Palate: Medium-bodied, tropical, pineapple, passion fruit, maritime, subtly metallic, acidic fruits.
Finish: Medium-length and vibrant with tropical fruits, brine, and hints of malty-buttery pastry.
Score: 6
Mental Image: Chilled Fruits in the Palm Shade
Narrative & Notes: The aroma was maritime and mild, with a gentle briny sea breeze and a cooler full of chopped fruit. Browned butter and hints of caramel paired with starchy roasted plantain and breadfruit while green banana sat further in the background. More tropical fruits emerged with time or a few drops of water; bruised mango, guava, and cherries arrived with more subtle notions of lime zest and charred wood. Medium-bodied, the palate was richer than the nose let on, as tropical fruit took a more central role from the beginning. A subtle maritime salt and mineral quality drifted under bruised, slightly overripe tropical fruits— pineapple, mango, passionfruit, and soursop. The acidity of the fruit lifted up more of the mineral and almost metallic notes, giving the impression of a tinned fruit cocktail. The finish was medium-length and vibrant with tropical fruits, brine, and hints of malty-buttery pastry.

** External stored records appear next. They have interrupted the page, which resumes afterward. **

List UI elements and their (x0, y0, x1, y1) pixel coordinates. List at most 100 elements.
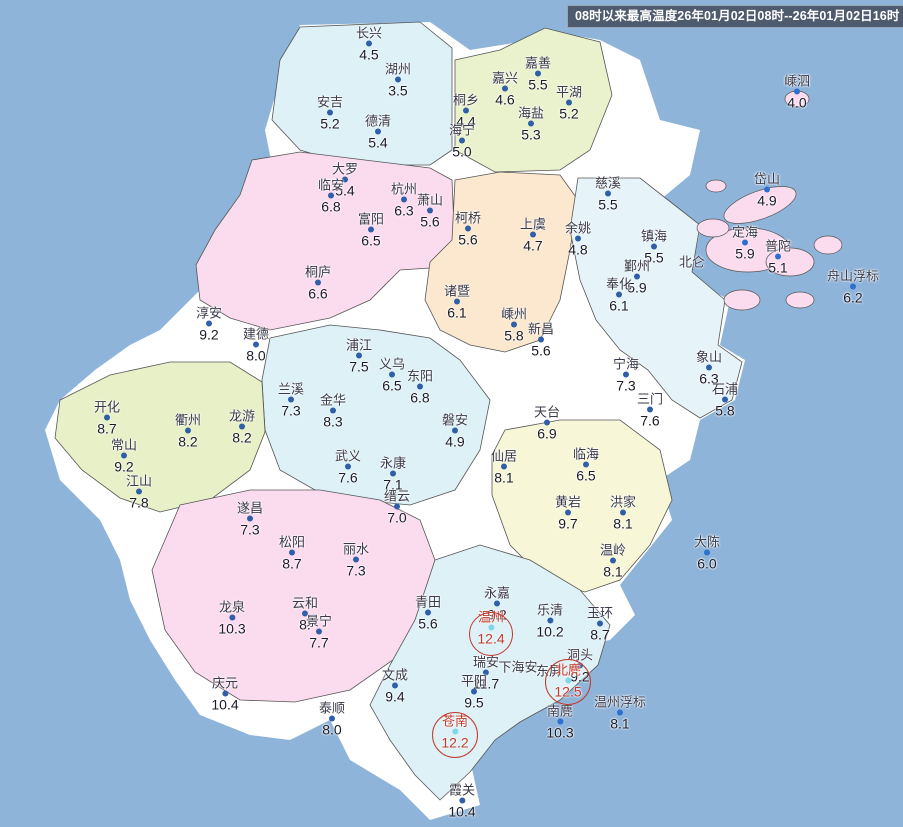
station-name: 庆元 (211, 675, 238, 691)
station-嘉善[interactable]: 嘉善 5.5 (525, 57, 551, 92)
station-浦江[interactable]: 浦江 7.5 (346, 339, 372, 374)
station-value: 10.3 (218, 620, 246, 637)
station-富阳[interactable]: 富阳 6.5 (358, 213, 384, 248)
station-象山[interactable]: 象山 6.3 (696, 351, 722, 386)
station-北仑[interactable]: 北仑 (679, 256, 705, 269)
station-桐乡[interactable]: 桐乡 4.4 (453, 94, 479, 129)
station-金华[interactable]: 金华 8.3 (320, 394, 346, 429)
station-name: 奉化 (605, 276, 633, 292)
station-dot-icon (288, 549, 295, 556)
station-温州浮标[interactable]: 温州浮标 8.1 (594, 696, 646, 731)
station-value: 7.8 (129, 494, 149, 511)
station-缙云[interactable]: 缙云 7.0 (384, 490, 410, 525)
station-湖州[interactable]: 湖州 3.5 (385, 63, 411, 98)
station-上虞[interactable]: 上虞 4.7 (520, 218, 546, 253)
station-临海[interactable]: 临海 6.5 (573, 448, 599, 483)
station-dot-icon (510, 321, 517, 328)
station-淳安[interactable]: 淳安 9.2 (196, 307, 222, 342)
station-普陀[interactable]: 普陀 5.1 (765, 240, 791, 275)
station-余姚[interactable]: 余姚 4.8 (565, 222, 591, 257)
station-建德[interactable]: 建德 8.0 (243, 328, 269, 363)
station-岱山[interactable]: 岱山 4.9 (754, 173, 780, 208)
station-嵊州[interactable]: 嵊州 5.8 (501, 308, 527, 343)
station-仙居[interactable]: 仙居 8.1 (491, 450, 517, 485)
station-松阳[interactable]: 松阳 8.7 (279, 536, 305, 571)
station-云和[interactable]: 云和 8. (292, 597, 318, 632)
station-景宁[interactable]: 景宁 7.7 (306, 615, 332, 650)
station-开化[interactable]: 开化 8.7 (94, 401, 120, 436)
station-江山[interactable]: 江山 7.8 (126, 475, 152, 510)
station-嘉兴[interactable]: 嘉兴 4.6 (492, 72, 518, 107)
station-dot-icon (464, 225, 471, 232)
station-萧山[interactable]: 萧山 5.6 (417, 194, 443, 229)
station-丽水[interactable]: 丽水 7.3 (343, 543, 369, 578)
station-遂昌[interactable]: 遂昌 7.3 (237, 502, 263, 537)
station-庆元[interactable]: 庆元 10.4 (211, 677, 238, 712)
station-dot-icon (609, 557, 616, 564)
station-dot-icon (344, 463, 351, 470)
station-德清[interactable]: 德清 5.4 (365, 115, 391, 150)
station-镇海[interactable]: 镇海 5.5 (641, 230, 667, 265)
station-石浦[interactable]: 石浦 5.8 (712, 383, 738, 418)
station-平湖[interactable]: 平湖 5.2 (556, 86, 582, 121)
station-青田[interactable]: 青田 5.6 (415, 596, 441, 631)
station-东阳[interactable]: 东阳 6.8 (407, 370, 433, 405)
station-鄞州[interactable]: 鄞州 5.9 (624, 260, 650, 295)
station-name: 金华 (319, 392, 347, 408)
station-洪家[interactable]: 洪家 8.1 (610, 496, 636, 531)
station-三门[interactable]: 三门 7.6 (637, 393, 663, 428)
station-name: 诸暨 (443, 283, 471, 299)
station-平阳[interactable]: 平阳 9.5 (461, 675, 487, 710)
station-天台[interactable]: 天台 6.9 (534, 406, 560, 441)
station-温岭[interactable]: 温岭 8.1 (600, 544, 626, 579)
station-龙泉[interactable]: 龙泉 10.3 (218, 601, 245, 636)
station-dot-icon (400, 196, 407, 203)
station-海宁[interactable]: 海宁 5.0 (449, 124, 475, 159)
station-dot-icon (135, 488, 142, 495)
station-龙游[interactable]: 龙游 8.2 (229, 410, 255, 445)
station-永康[interactable]: 永康 7.1 (380, 457, 406, 492)
station-磐安[interactable]: 磐安 4.9 (442, 414, 468, 449)
station-南麂[interactable]: 南麂 10.3 (546, 705, 573, 740)
station-舟山浮标[interactable]: 舟山浮标 6.2 (827, 270, 879, 305)
station-下海安[interactable]: 下海安 (498, 661, 537, 674)
station-奉化[interactable]: 奉化 6.1 (606, 278, 632, 313)
station-瑞安[interactable]: 瑞安 11.7 (473, 656, 499, 691)
苍南-高温圈 (432, 712, 478, 758)
station-黄岩[interactable]: 黄岩 9.7 (555, 496, 581, 531)
station-长兴[interactable]: 长兴 4.5 (356, 27, 382, 62)
station-新昌[interactable]: 新昌 5.6 (528, 323, 554, 358)
station-dot-icon (543, 419, 550, 426)
station-value: 7.3 (616, 377, 636, 394)
station-安吉[interactable]: 安吉 5.2 (317, 96, 343, 131)
station-value: 5.6 (531, 342, 551, 359)
station-衢州[interactable]: 衢州 8.2 (175, 414, 201, 449)
station-大陈[interactable]: 大陈 6.0 (694, 536, 720, 571)
station-临安[interactable]: 临安 6.8 (318, 179, 344, 214)
station-value: 5.5 (644, 249, 664, 266)
station-兰溪[interactable]: 兰溪 7.3 (278, 383, 304, 418)
station-义乌[interactable]: 义乌 6.5 (379, 358, 405, 393)
station-海盐[interactable]: 海盐 5.3 (518, 107, 544, 142)
station-dot-icon (394, 76, 401, 83)
station-嵊泗[interactable]: 嵊泗 4.0 (784, 75, 810, 110)
station-乐清[interactable]: 乐清 10.2 (536, 604, 563, 639)
station-柯桥[interactable]: 柯桥 5.6 (455, 212, 481, 247)
station-武义[interactable]: 武义 7.6 (335, 450, 361, 485)
station-慈溪[interactable]: 慈溪 5.5 (595, 177, 621, 212)
station-玉环[interactable]: 玉环 8.7 (587, 607, 613, 642)
station-霞关[interactable]: 霞关 10.4 (448, 784, 475, 819)
station-name: 云和 (291, 595, 319, 611)
station-文成[interactable]: 文成 9.4 (382, 669, 408, 704)
station-常山[interactable]: 常山 9.2 (111, 439, 137, 474)
station-value: 4.5 (359, 46, 379, 63)
station-dot-icon (326, 109, 333, 116)
station-泰顺[interactable]: 泰顺 8.0 (319, 702, 345, 737)
station-桐庐[interactable]: 桐庐 6.6 (305, 266, 331, 301)
station-定海[interactable]: 定海 5.9 (732, 226, 758, 261)
station-value: 6.5 (576, 467, 596, 484)
station-杭州[interactable]: 杭州 6.3 (391, 183, 417, 218)
station-宁海[interactable]: 宁海 7.3 (613, 358, 639, 393)
station-大罗[interactable]: 大罗 5.4 (332, 163, 358, 198)
station-诸暨[interactable]: 诸暨 6.1 (444, 285, 470, 320)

Anytime I taste a Glen Scotia I wonder if I should skip posting a review lest it contribute somehow to the emergence of a Glen Scotia hype machine. That does not seem to be happening any time soon, but it can be hard to figure out where the herd, or hype, will move next. I know I am not the only one secretly hoping that my favorite distilleries remain just a little bit under the radar of collectors, investors, flippers, and all manner of boogiemen we blame, rightly or not, for price and availability pain.
While the aroma hinted that this might be a peated Glen Scotia, my favorite being their heavily peated malt, the flavor profile had not even a whiff in that direction. I was surprised at just how restrained the aroma came across. It was richer with time, though I found in my experiments that too much time left it feeling a bit washed out. Even when the aroma lacked vibrancy, the flavor profile remained rich and tangy with ample tropical fruit. The rum cask helped elevate the already tropical and fruity nature of the Glen Scotia malt, though I wished there was more depth to be found.
Overall, a delight; it is hard to beat K&L’s single-cask program for the diversity of whiskies they acquire. I am not a rum drinker, so I always feel I am missing something with these rum finishes and maturations.